Ankara crie au feu au sujet de Kobané mais ne bouge pas

Syrie L’Etat islamique est sur le point de prendre la ville kurde

«Kobané est sur le point de tomber»: alors que les drapeaux noirs de l’Etat islamique (EI) flottaient aux portes de cette ville syrienne à la frontière turque mardi, le président Recep Tayyip Erdogan semblait lancer un appel ferme à la coalition internationale. «Larguer des bombes ne mettra pas fin à cette terreur […] tant qu’il n’y aura pas de coopération entre l’opération aérienne et ceux qui mènent le combat sur le terrain.»

Un appel ferme et pourtant, comment interpréter cette phrase? Recep Tayyip Erdogan appelle-t-il les armées de la coalition à envoyer des troupes dans cette ville kurde assiégée depuis trois semaines par les djihadistes? Suggère-t-il d’armer les combattants kurdes des Unités de protection du peuple (YPG), puisque ce sont eux qui mènent en ce moment «le combat sur le terrain»? Signale-t-il une intervention de la Turquie en territoire syrien, comme l’autoriserait une motion adoptée la semaine dernière au parlement? Impossible de répondre avec certitude.

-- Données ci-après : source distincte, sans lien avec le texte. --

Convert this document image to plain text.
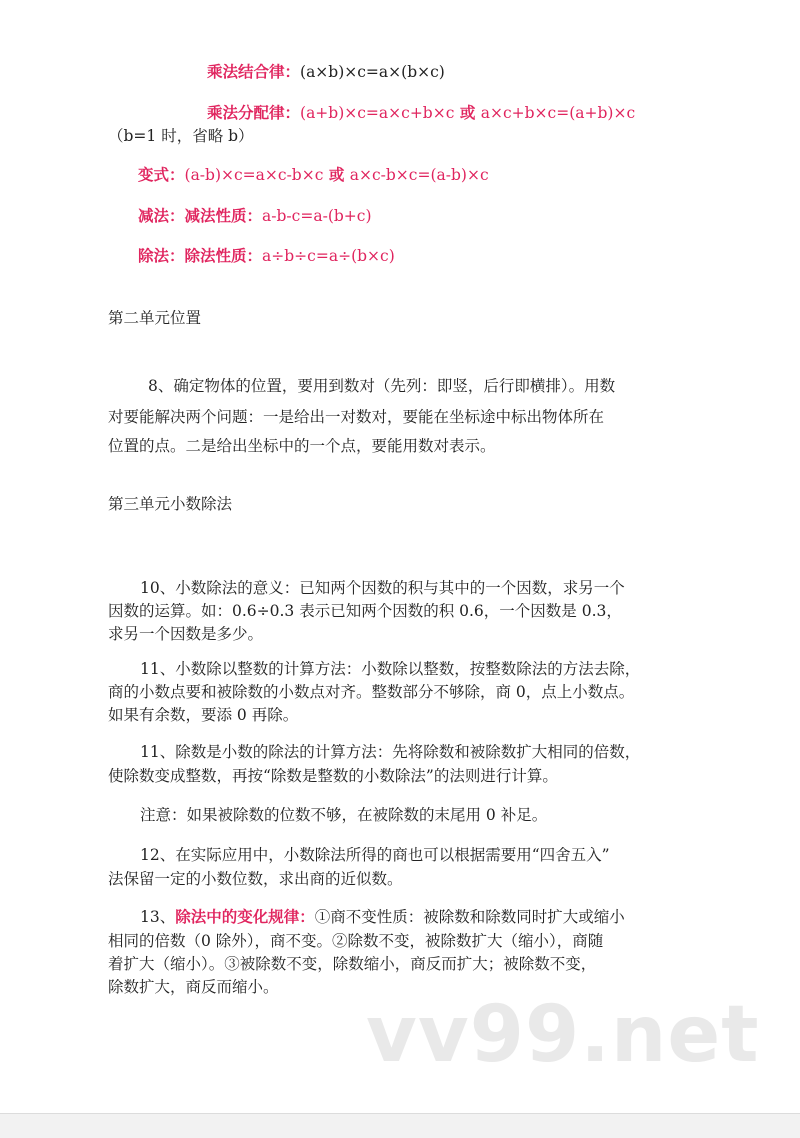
乘法结合律：(a×b)×c=a×(b×c)
乘法分配律：(a+b)×c=a×c+b×c 或 a×c+b×c=(a+b)×c
（b=1 时，省略 b）
变式：(a-b)×c=a×c-b×c 或 a×c-b×c=(a-b)×c
减法：减法性质：a-b-c=a-(b+c)
除法：除法性质：a÷b÷c=a÷(b×c)
第二单元位置
8、确定物体的位置，要用到数对（先列：即竖，后行即横排）。用数
对要能解决两个问题：一是给出一对数对，要能在坐标途中标出物体所在
位置的点。二是给出坐标中的一个点，要能用数对表示。
第三单元小数除法
10、小数除法的意义：已知两个因数的积与其中的一个因数，求另一个
因数的运算。如：0.6÷0.3 表示已知两个因数的积 0.6，一个因数是 0.3，
求另一个因数是多少。
11、小数除以整数的计算方法：小数除以整数，按整数除法的方法去除，
商的小数点要和被除数的小数点对齐。整数部分不够除，商 0，点上小数点。
如果有余数，要添 0 再除。
11、除数是小数的除法的计算方法：先将除数和被除数扩大相同的倍数，
使除数变成整数，再按“除数是整数的小数除法”的法则进行计算。
注意：如果被除数的位数不够，在被除数的末尾用 0 补足。
12、在实际应用中，小数除法所得的商也可以根据需要用“四舍五入”
法保留一定的小数位数，求出商的近似数。
13、除法中的变化规律：①商不变性质：被除数和除数同时扩大或缩小
相同的倍数（0 除外），商不变。②除数不变，被除数扩大（缩小），商随
着扩大（缩小）。③被除数不变，除数缩小，商反而扩大；被除数不变，
除数扩大，商反而缩小。
vv99.net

Recep Tayyip Erdogan a en revanche été clair sur les trois conditions de la Turquie pour s’engager dans la coalition, et donc à Kobané: «Premièrement, il faut décréter une zone d’exclusion aérienne [le long de la frontière syrienne]. Deuxièmement, il faut y instaurer une zone de sécurité. Troisièmement, il faut équiper et former l’opposition modérée en Syrie et en Irak.» Les deux premières – les plus urgentes selon Ankara – n’ont reçu pour l’instant qu’un accueil tiède de Washington. Les Etats-Unis attendent surtout des Turcs qu’ils ouvrent leur base militaire d’Incirlik – située à 250 kilomètres de vol de Kobané – aux avions de la coalition. La motion adoptée par les députés turcs l’autorise en théorie. Mais Ankara attend, et négocie sa participation.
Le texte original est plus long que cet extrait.